HMRC already operates a clearance regime under code of practice 10, to which the hon. Gentleman referred, in cases in which the application of recent legislation to planned transactions is uncertain. As we can all see, when legislation is new there could well be uncertainty about exactly what it means. In that situation, a clearance regime is appropriate so that people can discuss with HMRC whether the transactions described will work in the way that is intended, particularly in the case of larger businesses. Such businesses have access to a clearance system in wider circumstances, following the implementation of Sir David Varney’s recommendations on HMRC’s links with them.

However, as the hon. Gentleman rightly said, HMRC will not entertain requests for clearance if it is obvious that the motive behind the application is to avoid tax. That policy is understood and accepted by the various professional bodies, and it is well established. I suggest to him that there is no good reason to change the policy on a situation in which disclosure will, by definition, involve arrangements that are intended to obtain a tax advantage as a key benefit.

I agree with the hon. Member for Fareham (Mr. Hoban) that the problem is that if such a facility were offered in practice, scheme promoters would take advantage of it by continually devising variations on schemes and making more changes to them until they eventually found one that worked. We would all agree that avoidance is not acceptable behaviour, and that we should not effectively ask HMRC to become complicit in avoidance by offering its promoters such a refinement service, which I fear is what would happen.

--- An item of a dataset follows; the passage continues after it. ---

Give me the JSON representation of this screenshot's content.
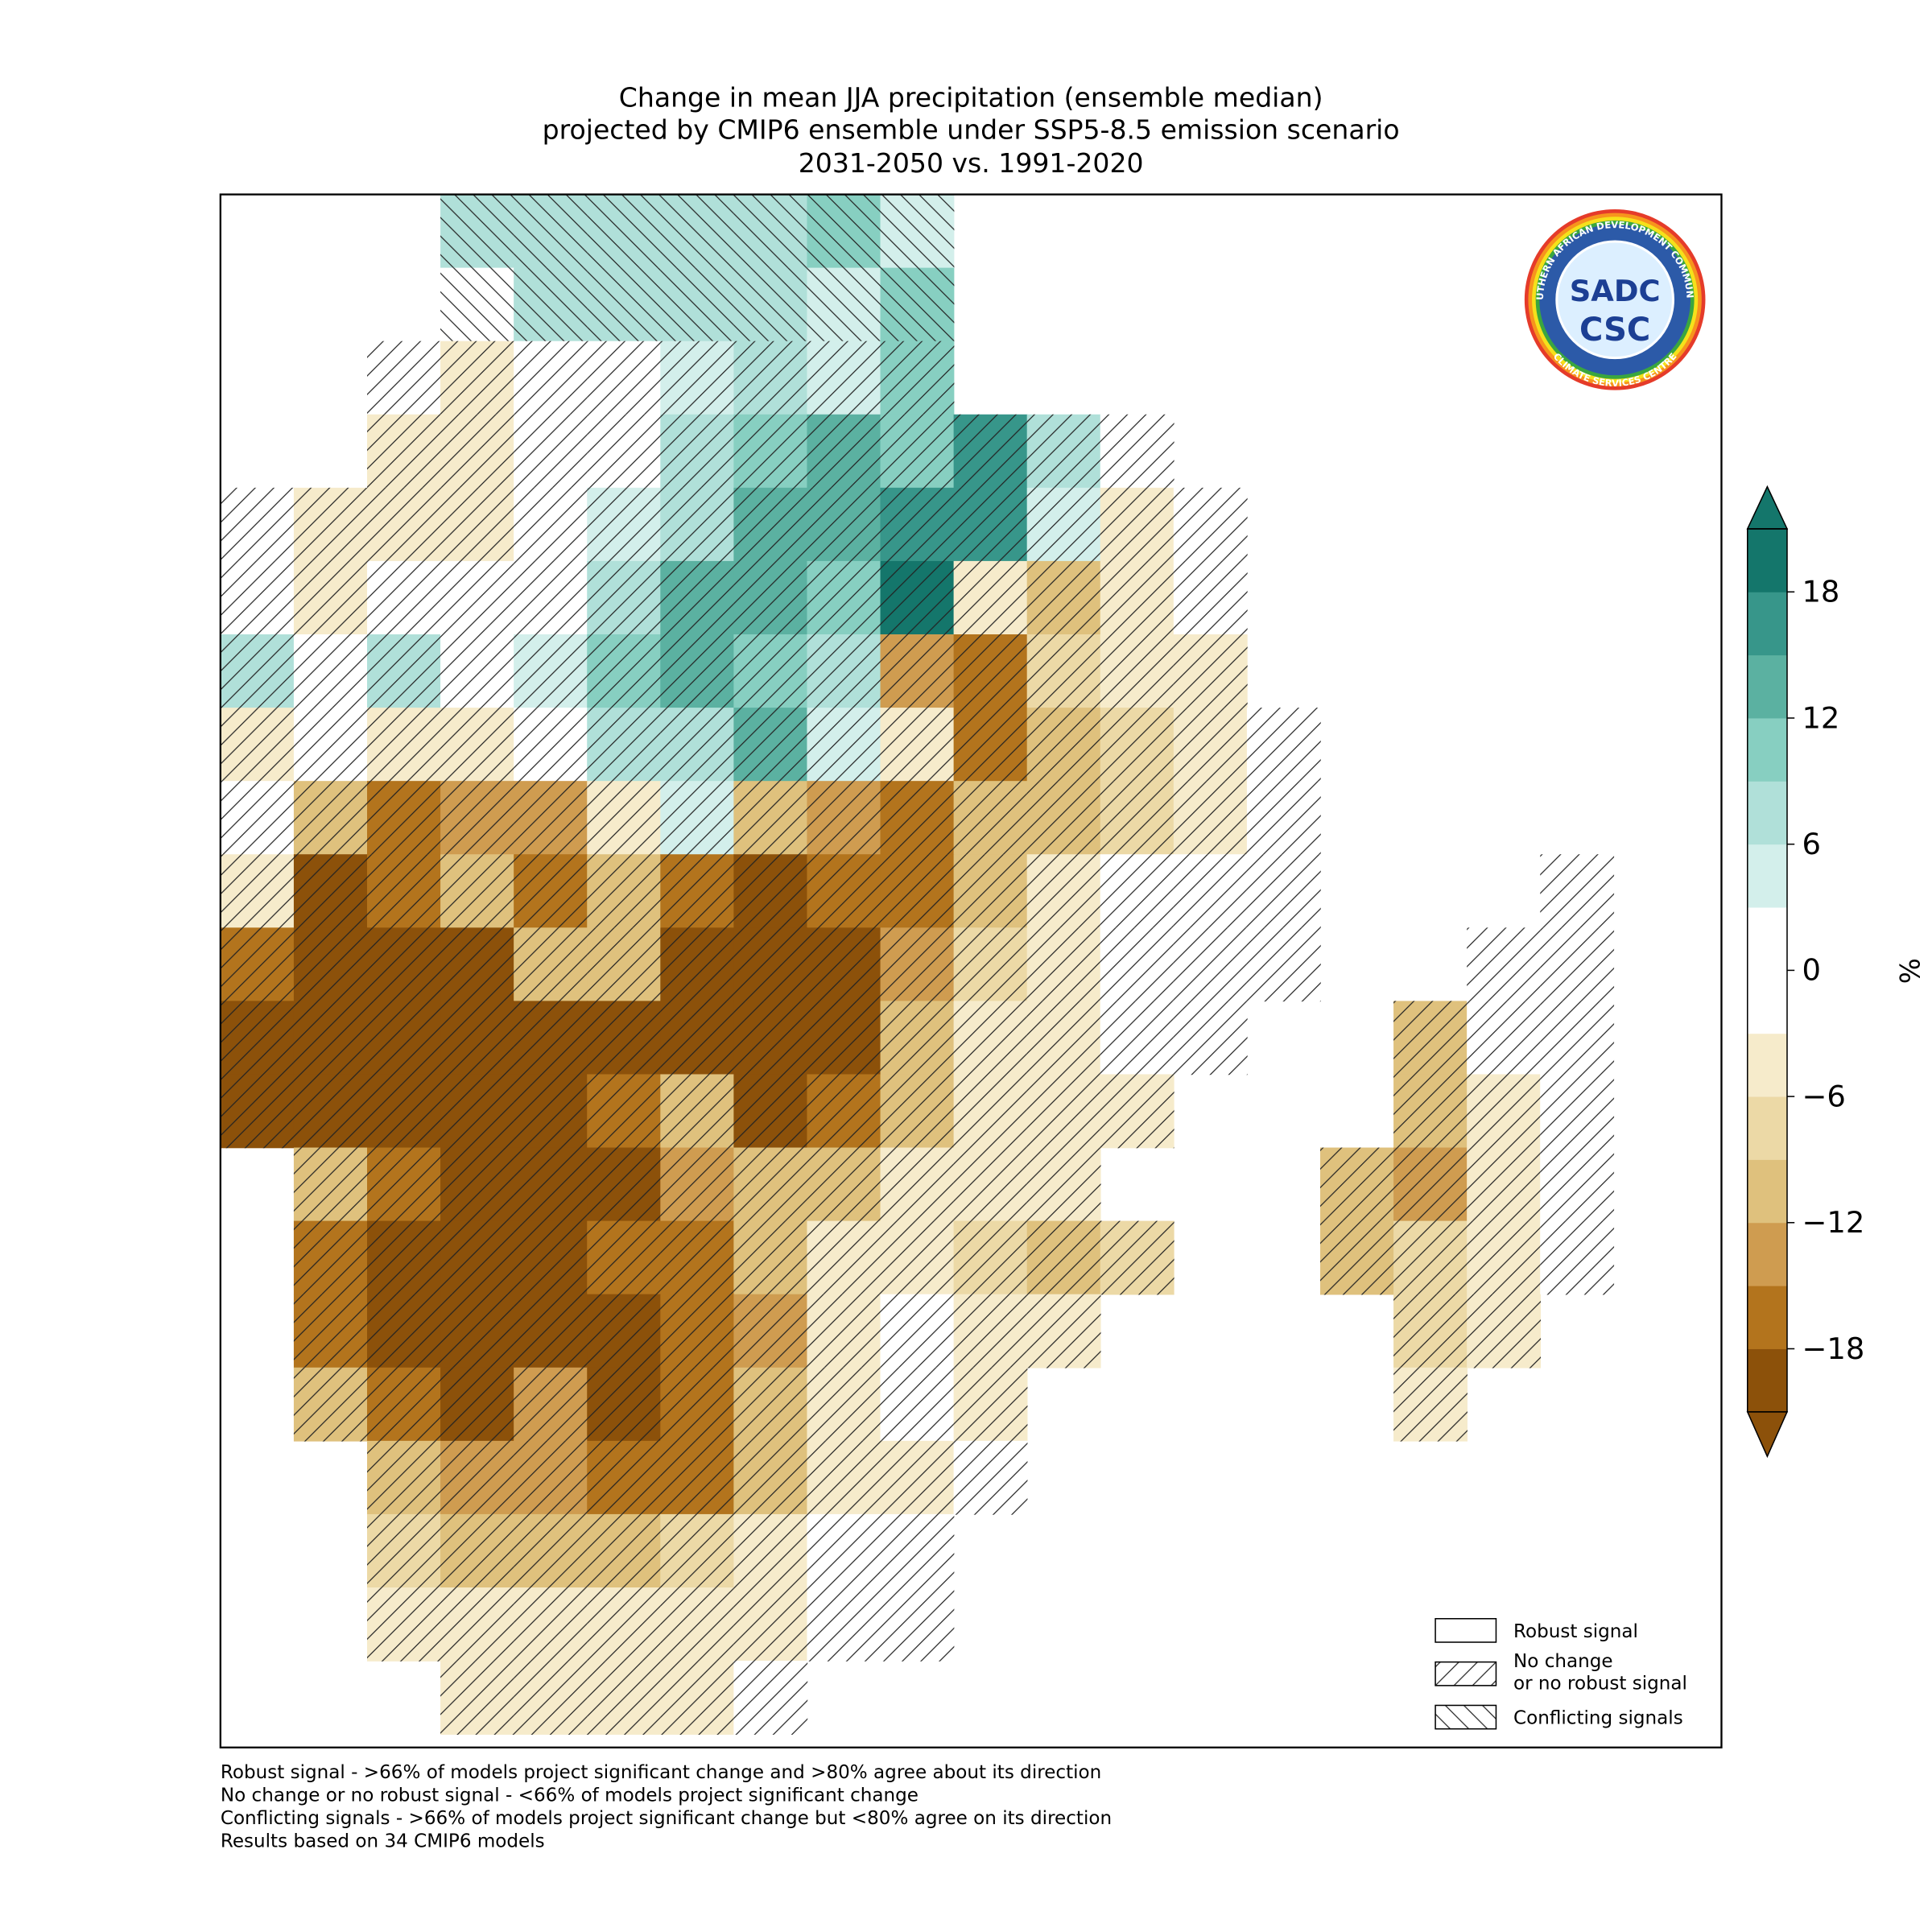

Stewart Hosie: I understand the arguments that the Financial Secretary and the hon. Member for Fareham (Mr. Hoban) are making, but is the point not that promoters are already finding schemes that work, and that the Government, the House and the Revenue are having to find and fix retrospectively, rather than saying in advance, “Yes, this may well work, but we’re going to outlaw it, and perhaps it would be better if you didn’t promote it in the first place”?

4.30 pm

Mr. Timms: The problem is that new clause 5 would help the promoters of avoidance. It would give them advice and help them clarify whether their avoidance product would work. I am sure that the hon. Gentleman accepts that HMRC should not provide such help. However, I am not averse to proposals to tighten up the way in which we tackle tax avoidance. As I shall explain shortly, we have done a great deal on that, much of which has been effective. I am certainly not saying that there is nothing further to do—there may well be—but new clause 5 would have an undesirable impact.